De SBM is dus niets anders dan een rekeningvorm met links Y + M en rechts C + I + O + E
Afhankelijk van de mate van detail zal Y het BBPmp zijn, het NNPfk zijn of iedere andere
‘Y’.
Par. 7
Bovenstaande vergelijkingen gelden alleen voor de FORMELE ECONOMIE (ook wel:
geregistreerde, officiële, witte). Het deel van de economische activiteiten die geregistreerd
worden door het CBS. De definities zijn internationaal, zodat vergelijking ervan mogelijk
wordt. Uiteraard moet je bij vergelijking tussen landen rekening houden met inwonertal (per
hoofd van de bevolking krijg je al een beter beeld natuurlijk, ook wel ‘per capita’) maar ook
bijvoorbeeld met het prijspeil. Een land kan een relatief laag Product hebben, als het prijspeil
ook erg laag is hoeft dat land als geheel niet zoveel armer te zijn.
Daarnaast bestaat de INFORMELE ECONOMIE. Deze bestaat uit een illegaal, zwart gedeelte
(zwart werk, drugscriminaliteit enz.) en een legaal, grijs gedeelte (doe het zelven, vrijwilligerswerk).
Productiegroei is een groei van de formele productie!

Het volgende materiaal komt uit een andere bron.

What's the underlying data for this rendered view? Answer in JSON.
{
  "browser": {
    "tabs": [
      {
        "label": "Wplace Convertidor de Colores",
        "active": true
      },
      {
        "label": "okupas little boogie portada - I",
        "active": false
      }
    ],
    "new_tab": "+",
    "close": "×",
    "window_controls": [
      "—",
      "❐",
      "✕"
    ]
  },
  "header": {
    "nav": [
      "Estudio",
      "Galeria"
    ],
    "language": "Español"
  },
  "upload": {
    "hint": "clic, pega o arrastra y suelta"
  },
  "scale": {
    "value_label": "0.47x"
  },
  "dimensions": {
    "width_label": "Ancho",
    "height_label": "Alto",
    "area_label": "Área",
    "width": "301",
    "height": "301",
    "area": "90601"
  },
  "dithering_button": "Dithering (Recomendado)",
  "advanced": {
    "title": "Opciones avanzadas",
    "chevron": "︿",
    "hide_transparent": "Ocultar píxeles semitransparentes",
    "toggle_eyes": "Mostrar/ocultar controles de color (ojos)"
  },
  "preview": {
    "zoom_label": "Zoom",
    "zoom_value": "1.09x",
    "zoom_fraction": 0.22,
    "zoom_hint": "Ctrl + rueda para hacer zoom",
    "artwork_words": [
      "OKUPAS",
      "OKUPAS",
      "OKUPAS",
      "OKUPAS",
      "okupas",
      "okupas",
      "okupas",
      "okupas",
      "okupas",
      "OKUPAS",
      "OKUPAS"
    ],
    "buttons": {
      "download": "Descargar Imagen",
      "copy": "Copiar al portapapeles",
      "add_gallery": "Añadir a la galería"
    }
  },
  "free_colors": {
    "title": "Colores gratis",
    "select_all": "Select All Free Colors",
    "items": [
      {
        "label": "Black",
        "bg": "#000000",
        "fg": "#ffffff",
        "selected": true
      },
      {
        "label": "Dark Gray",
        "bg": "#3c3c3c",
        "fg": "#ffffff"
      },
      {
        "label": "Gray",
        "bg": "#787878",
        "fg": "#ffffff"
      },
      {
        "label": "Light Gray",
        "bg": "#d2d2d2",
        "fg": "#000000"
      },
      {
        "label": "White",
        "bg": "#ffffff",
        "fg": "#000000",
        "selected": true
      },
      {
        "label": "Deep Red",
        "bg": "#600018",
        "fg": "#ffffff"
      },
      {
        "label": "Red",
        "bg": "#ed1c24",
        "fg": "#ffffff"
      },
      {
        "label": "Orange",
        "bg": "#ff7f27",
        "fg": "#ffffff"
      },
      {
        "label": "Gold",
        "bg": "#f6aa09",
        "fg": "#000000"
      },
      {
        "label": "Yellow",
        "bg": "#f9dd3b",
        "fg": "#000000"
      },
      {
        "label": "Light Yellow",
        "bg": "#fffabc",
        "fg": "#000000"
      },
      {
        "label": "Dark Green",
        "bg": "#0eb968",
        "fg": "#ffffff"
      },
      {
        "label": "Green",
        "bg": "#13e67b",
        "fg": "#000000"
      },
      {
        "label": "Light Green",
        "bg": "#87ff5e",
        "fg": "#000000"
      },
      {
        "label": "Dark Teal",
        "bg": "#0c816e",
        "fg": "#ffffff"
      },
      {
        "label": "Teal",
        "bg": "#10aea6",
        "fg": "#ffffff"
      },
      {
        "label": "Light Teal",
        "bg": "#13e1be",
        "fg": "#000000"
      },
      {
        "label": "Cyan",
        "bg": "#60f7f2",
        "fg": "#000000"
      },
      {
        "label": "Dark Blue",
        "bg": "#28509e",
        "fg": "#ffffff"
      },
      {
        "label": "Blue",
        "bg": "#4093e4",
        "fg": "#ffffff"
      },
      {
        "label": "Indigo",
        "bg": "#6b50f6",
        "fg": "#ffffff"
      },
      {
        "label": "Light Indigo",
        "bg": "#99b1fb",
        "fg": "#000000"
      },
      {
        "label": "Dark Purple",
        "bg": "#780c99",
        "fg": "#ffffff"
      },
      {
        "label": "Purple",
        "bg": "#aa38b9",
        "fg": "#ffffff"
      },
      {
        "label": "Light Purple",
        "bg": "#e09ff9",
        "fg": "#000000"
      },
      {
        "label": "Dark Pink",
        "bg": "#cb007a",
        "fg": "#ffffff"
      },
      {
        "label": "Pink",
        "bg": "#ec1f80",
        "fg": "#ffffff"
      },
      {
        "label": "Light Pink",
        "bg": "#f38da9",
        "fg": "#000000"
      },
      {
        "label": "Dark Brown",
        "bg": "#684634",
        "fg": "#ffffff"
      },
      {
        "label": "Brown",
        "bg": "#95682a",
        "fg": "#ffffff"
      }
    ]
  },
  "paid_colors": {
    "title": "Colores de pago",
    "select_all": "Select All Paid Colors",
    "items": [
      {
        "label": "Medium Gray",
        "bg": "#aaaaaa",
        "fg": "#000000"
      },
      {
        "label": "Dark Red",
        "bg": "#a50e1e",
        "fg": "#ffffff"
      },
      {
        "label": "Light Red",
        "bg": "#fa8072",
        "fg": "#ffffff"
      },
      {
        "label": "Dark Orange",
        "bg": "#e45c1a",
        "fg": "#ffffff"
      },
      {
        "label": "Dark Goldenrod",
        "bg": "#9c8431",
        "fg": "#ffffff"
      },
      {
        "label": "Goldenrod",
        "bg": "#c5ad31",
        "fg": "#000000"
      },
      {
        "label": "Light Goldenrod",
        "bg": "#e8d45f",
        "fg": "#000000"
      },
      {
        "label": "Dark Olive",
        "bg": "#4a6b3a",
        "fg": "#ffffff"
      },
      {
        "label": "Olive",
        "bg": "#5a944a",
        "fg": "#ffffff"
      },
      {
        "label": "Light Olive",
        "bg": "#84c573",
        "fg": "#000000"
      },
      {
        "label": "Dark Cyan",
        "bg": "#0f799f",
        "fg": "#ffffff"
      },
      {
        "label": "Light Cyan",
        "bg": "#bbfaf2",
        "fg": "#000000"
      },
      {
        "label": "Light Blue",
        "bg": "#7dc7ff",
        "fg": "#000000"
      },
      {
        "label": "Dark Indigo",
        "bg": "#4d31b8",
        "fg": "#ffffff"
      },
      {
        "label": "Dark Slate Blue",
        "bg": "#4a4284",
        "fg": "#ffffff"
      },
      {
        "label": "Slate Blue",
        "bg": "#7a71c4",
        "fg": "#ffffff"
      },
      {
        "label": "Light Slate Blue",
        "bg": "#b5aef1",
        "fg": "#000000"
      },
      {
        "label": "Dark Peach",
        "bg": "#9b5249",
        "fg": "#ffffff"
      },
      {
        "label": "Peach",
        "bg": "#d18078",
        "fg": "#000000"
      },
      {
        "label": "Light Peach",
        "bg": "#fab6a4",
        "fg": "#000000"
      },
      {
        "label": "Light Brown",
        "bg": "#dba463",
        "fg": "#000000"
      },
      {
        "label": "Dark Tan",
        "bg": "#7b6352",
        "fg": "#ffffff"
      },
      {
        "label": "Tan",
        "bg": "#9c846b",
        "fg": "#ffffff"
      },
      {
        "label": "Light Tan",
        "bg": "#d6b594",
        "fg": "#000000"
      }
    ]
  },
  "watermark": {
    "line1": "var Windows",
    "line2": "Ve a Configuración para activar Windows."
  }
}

Dit wordt ook wel een groei van de
welvaart in enge zin genoemd.
(welvaart is mate waarin inwoners van een land hun behoeften kunnen bevredigen met behulp
van productie).
Als we in de productiegroei gaan verrekenen dat er negatieve (maar heel soms ook positieve)
onbedoelde gevolgen aankleven (milieuvervuiling, lawaai, gebrek aan ruimte, minder vrije
tijd) spreken we over Welvaart in ruime zin.
Er geldt dus:
Welvaart in ruime zin = welvaart in enge zin + pos. externe effecten – neg. ext effecten.